On 15 July 2022, trial TILs001 started at the Hospital Clínic de Barcelona, a trial led by Dr. Aleix Prat and funded by the Spanish Association Against Cancer (AECC). This trial, involving eight patients with metastatic triple-negative breast cancer, will include the participation of three other Spanish centres: the Hospital Universari Vall d'Hebron in Barcelona, the Clínica Universidad de Navarra and the Hospital Universitario 12 de Octubre in Madrid. The study will be coordinated by SOLTI, an academic oncology research group that carries out both national and international clinical trials.
"We are very happy to announce that we have opened our first academic clinical trial TILs001 for patients with metastatic triple-negative breast cancer", says Dr. Prat, head of the IDIBAPS Translational genomics and targeted therapies in solid tumours research group. "This procedure has already shown promising results in patients with metastatic melanoma and other types of tumour, and we are now starting to test its viability in this type of aggressive breast cancer", he adds.
Metastatic triple-negative breast cancer (mTNBC) is the most aggressive type of breast cancer and accounts for about 10-15% of all breast cancer cases. It is a poorly known disease that affects around 5,000 women in Spain each year. Among women with metastatic TNBC, the five-year survival rate is 12%, compared with 28% in those with other types of metastatic breast cancer. Due to the nature of TNBC, treatment options are far more limited.
Cell-based immunotherapy using tumour-infiltrating lymphocytes (TILs) is a heterogeneous mixture made up of T-lymphocytes, mainly targeting tumour cells. There are two types of T-cells in the immune system, CD4+ and CD8+ T-cells, which are at different stages of cell differentiation. “Lymphocytes are cells of the immune system involved in its functioning and regulation and are responsible for destroying cancer or infected cells. TILs are found naturally in the inflammatory infiltrates of some solid tumours", explains Dr. Manel Juan, head of the Hospital Clínic Immunology Service and of the Immunogenetics and immunotherapy in the immune and autoinflammatory response group.
The adoptive T-lymphocyte transfer or TIL therapy in solid tumours is a programme that was launched jointly by the Medical Oncology and Immunology Services at the Hospital Clínic. It is a type of cell therapy that is conceptually similar to CAR T-cell therapy. However, instead of genetically manipulating T-lymphocytes, it selects the anti-tumour T-lymphocytes present in the tumour. The Hospital Clínic-IDIBAPS has already developed CAR T-cell therapies to treat acute lymphoblastic leukaemia, already authorized for use by the Spanish Agency of Medicines and Medical Devices (AEMPS), or for multiple myeloma, which is currently being assessed by this agency.
The process consists of three parts. First of all, molecular pre-selection is performed to select the tumours most likely to be enriched by TILs by determining the PD-1 expression in the tumour. Next, those T-lymphocytes most capable of acting against cancer cells (PD-1-positive TILs) are isolated and selected, and many copies are produced in the laboratory. Finally, these lymphocytes are injected back into the patient intravenously. The final infusion product is manufactured by the Hospital Clínic de Barcelona under the name NUMARZU-001 and, thanks to the validation and structuring work by Núria Chic, Marta Español, Azucena González and Eulàlia Olesti, it has been shown that it is possible to obtain it from patients in a reproducible way, a fundamental step towards obtaining authorization from the AEMPS to start this trial.

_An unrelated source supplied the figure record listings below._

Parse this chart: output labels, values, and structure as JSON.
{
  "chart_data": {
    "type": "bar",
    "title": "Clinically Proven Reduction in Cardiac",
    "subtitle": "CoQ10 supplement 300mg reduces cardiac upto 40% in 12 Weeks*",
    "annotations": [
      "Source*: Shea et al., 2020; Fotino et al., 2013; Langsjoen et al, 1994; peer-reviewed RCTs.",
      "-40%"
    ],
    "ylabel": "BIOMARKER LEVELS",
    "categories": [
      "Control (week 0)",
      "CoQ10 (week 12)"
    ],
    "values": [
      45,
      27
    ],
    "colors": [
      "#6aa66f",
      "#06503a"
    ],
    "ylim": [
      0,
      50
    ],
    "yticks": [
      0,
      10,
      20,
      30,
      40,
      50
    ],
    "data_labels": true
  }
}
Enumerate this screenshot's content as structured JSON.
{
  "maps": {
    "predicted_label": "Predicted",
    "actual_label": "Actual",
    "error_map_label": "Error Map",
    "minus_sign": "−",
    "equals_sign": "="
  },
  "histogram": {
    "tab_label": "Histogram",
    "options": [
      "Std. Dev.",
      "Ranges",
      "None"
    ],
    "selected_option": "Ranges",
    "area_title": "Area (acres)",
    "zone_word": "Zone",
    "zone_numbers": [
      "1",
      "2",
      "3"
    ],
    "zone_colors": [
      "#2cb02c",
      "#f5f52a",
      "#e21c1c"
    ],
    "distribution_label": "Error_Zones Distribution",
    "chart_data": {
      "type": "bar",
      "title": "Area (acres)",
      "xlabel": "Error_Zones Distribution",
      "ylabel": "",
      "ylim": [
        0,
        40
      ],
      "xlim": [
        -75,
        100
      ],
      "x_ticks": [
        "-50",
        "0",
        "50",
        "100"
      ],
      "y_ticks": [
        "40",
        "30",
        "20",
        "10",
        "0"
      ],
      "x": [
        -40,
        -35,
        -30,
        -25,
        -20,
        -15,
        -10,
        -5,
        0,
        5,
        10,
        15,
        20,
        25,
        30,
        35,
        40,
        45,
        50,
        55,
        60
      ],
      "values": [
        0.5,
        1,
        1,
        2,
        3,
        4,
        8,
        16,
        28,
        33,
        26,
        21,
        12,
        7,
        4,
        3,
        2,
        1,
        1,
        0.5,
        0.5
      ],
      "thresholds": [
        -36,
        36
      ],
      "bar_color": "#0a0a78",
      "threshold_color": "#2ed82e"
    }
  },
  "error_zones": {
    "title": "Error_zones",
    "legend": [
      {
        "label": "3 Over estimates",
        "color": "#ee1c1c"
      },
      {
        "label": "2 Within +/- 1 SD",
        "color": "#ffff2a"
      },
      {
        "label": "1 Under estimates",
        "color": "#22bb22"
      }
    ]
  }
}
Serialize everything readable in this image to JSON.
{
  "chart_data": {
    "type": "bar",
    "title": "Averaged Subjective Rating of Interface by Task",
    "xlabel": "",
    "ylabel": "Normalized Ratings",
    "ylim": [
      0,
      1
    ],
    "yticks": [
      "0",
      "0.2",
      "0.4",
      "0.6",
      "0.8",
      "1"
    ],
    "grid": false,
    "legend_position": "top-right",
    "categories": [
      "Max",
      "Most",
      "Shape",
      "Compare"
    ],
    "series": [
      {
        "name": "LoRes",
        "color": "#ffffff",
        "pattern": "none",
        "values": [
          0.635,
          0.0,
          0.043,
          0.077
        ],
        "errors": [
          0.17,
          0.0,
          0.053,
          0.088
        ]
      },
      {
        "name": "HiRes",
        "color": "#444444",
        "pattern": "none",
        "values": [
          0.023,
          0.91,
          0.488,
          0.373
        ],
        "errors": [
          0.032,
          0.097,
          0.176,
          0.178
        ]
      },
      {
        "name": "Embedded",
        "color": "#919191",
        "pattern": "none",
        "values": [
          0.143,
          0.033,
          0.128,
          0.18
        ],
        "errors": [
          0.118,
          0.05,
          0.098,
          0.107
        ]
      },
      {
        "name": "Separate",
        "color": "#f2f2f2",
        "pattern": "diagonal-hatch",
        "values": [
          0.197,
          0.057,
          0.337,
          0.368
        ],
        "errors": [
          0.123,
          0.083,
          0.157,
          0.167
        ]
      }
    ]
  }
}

Dr. Gonzalo Calvo, head of the Clinical Pharmacology Service in the Medicines Area of the Hospital Clínic, led a group of professionals in his department, who prepared the dossier to obtain approval for the clinical trial. According to Dr. Calvo, “the approval process was complex, due to the nature of the study, and it was possible thanks to the great professionals who contributed to the preparation of the application dossier”.
SOLTI will be the organization responsible for managing the development of the trial, coordinating all the activities in the four participating hospitals, where for the first time in Spain treatment of this type of immunotherapy for breast cancer will be administered. Tomás Pascual, scientific director of SOLTI and oncologist at the Hospital Clínic, explains that the trial TILs001 “represents a new therapeutic option for patients with metastatic triple-negative breast cancer. As a cooperative group, which bases its research on networking with hospitals, being part of an academic trial is our raison d'être. All this makes us proud and reaffirms the important work we do as cooperative groups”.
In addition to being supported by the AECC, the trial has received funding from the Fero Foundation and from other campaigns and anonymous donations through the Hospital Clínic-IDIBAPS Immunotherapy against cancer project. The Hospital Clínic-IDIBAPS Immunotherapy Research Unit is supported by “la Caixa” Foundation, thanks to a strategic alliance established between the institutions.